Tentu Anda masih ingat saat 7-Eleven pertama kali hadir di ibu kota. 7-Eleven begitu meyakinkan dengan ekspansi bisnis yang begitu masif. Gerai demi gerai berdiri dengan cepat, hingga dalam sekejap saja, ke mana mata memandang, di sana ada gerai 7-Eleven yang selalu dipenuhi anak-anak muda yang sekadar jajan dan hang out. Bahkan sempat tercatat saat itu, terdapat sekitar 30 sampai 60 gerai Sevel baru dibuka di Jakarta setiap tahunnya. Wow!

Ya, dalam beberapa kurun waktu tersebut, 7-Eleven tampak sukses menggaet pasar. Para konsumen disuguhi tempat yang nyaman di mana mereka bisa berlama-lama duduk bersama teman, ditemani minuman dan camilan yang ditawarkan, dan tentunya keju cair yang bisa didapatkan sepuasnya secara gratis. Konsumen benar-benar dimanjakan.

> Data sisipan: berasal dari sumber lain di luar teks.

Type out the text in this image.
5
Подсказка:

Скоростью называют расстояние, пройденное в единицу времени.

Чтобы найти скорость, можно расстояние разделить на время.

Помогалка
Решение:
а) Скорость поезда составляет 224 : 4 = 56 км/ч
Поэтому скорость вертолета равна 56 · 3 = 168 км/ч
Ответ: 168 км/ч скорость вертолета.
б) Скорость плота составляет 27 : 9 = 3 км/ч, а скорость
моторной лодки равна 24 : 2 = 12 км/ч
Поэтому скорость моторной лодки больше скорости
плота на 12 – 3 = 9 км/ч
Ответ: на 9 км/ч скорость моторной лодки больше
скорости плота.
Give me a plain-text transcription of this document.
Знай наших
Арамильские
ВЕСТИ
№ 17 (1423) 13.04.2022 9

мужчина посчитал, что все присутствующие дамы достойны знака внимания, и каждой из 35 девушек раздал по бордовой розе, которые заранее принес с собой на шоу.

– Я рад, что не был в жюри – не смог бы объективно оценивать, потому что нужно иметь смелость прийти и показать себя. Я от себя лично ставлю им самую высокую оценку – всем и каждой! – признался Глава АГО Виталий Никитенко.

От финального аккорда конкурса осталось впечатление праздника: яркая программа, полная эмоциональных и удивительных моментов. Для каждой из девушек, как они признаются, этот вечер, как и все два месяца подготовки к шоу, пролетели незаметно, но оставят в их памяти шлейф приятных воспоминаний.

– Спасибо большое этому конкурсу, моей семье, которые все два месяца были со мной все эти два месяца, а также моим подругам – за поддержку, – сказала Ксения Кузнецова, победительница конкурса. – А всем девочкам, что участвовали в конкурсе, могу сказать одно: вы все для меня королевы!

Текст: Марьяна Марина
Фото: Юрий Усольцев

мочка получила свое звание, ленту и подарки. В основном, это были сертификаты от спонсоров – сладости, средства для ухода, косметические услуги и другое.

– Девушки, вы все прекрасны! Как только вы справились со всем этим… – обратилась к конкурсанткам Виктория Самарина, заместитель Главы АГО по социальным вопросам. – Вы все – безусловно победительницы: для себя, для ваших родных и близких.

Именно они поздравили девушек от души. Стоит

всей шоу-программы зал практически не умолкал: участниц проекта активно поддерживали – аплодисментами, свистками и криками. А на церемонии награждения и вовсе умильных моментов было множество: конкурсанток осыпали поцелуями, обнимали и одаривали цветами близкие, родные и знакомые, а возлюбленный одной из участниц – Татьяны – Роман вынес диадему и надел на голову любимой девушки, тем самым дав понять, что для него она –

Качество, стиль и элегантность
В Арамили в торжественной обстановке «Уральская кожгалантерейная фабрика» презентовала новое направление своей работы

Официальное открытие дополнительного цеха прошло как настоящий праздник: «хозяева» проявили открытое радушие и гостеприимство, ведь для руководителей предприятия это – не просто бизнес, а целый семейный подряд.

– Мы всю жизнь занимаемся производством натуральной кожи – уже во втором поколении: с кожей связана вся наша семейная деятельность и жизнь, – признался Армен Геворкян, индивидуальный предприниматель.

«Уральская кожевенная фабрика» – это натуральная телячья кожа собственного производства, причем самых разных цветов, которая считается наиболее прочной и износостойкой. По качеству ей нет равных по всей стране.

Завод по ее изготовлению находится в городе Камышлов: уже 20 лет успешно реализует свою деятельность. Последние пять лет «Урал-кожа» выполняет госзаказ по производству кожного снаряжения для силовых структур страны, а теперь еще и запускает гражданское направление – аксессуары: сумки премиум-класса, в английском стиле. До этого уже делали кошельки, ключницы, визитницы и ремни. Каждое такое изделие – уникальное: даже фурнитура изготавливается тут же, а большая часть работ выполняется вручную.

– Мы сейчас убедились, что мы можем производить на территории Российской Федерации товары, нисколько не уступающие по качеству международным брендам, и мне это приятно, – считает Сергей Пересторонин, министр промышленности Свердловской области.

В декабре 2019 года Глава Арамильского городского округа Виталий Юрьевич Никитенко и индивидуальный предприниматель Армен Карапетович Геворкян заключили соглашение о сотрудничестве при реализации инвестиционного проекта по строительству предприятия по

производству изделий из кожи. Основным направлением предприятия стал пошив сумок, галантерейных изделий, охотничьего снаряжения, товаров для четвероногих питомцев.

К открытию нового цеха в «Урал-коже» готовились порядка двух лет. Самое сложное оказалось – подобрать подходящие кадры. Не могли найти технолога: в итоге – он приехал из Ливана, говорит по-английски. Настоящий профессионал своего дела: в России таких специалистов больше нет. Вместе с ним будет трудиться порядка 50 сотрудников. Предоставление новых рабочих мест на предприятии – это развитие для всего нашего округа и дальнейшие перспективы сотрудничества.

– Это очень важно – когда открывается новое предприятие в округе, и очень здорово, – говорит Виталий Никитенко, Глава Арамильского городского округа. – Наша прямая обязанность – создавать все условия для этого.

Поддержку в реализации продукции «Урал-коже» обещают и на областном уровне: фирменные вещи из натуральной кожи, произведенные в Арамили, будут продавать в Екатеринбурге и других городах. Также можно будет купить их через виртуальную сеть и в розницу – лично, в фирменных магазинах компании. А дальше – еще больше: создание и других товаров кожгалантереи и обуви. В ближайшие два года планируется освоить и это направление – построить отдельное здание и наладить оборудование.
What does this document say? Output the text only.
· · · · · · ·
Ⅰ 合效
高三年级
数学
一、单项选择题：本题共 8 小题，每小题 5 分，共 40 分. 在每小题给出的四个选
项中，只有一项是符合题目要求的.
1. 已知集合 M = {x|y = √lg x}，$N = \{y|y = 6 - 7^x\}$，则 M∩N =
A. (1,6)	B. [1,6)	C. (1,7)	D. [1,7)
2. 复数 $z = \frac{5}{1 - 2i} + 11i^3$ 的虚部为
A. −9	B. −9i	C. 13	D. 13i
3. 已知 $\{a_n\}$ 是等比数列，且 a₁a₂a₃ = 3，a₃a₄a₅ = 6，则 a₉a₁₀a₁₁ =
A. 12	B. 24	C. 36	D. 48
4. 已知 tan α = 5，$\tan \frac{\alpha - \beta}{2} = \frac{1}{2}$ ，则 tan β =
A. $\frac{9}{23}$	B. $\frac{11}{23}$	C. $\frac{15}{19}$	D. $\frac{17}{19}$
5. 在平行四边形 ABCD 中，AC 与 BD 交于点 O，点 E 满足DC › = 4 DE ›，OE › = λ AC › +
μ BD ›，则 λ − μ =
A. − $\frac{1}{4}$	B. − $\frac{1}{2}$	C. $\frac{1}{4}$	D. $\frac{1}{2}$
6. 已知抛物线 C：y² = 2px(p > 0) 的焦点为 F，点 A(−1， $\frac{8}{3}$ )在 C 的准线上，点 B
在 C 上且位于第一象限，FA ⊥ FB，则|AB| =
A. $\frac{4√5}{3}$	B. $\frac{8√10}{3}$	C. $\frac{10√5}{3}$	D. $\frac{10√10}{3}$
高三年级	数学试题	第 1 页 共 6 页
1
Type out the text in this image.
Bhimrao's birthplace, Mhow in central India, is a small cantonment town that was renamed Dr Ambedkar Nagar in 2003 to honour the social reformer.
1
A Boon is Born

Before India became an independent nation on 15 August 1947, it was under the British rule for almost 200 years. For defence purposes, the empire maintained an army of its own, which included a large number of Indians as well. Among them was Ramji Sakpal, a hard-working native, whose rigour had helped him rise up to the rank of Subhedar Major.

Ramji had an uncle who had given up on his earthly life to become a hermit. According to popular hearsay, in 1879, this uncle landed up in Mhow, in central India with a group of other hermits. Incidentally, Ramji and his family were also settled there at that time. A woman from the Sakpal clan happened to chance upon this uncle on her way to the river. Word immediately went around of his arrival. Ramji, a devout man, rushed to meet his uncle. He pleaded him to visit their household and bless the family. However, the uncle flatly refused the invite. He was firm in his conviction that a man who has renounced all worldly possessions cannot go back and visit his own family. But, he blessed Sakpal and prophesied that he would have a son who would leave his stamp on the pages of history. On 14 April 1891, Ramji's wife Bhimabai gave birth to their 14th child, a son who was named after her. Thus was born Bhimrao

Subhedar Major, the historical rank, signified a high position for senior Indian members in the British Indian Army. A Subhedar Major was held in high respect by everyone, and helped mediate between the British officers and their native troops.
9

Namun, belum sampai satu dekade, bisnis 7-Eleven mulai rontok, satu per satu gerai-gerai mereka berguguran. Pengunjungnya terus berkurang. Hingga akhirnya di bulan April 2017, Grup Modern yang mengendalikan bisnis inipun menyerah, dan memilih melepaskan bisnis 7-Eleven. Apa yang terjadi?

Tidak tercapainya target perusahaan di beberapa toko, situasi ekonomi semat melemah di tahun 2015 yang menyebabkan melemahnya daya beli konsumer, kinerja toko yang tidak mencapai target untuk mengurangi biaya operasional, daya saing yang tinggi antar minimarket, adalah beberapa faktor yang mendera bisnis ini.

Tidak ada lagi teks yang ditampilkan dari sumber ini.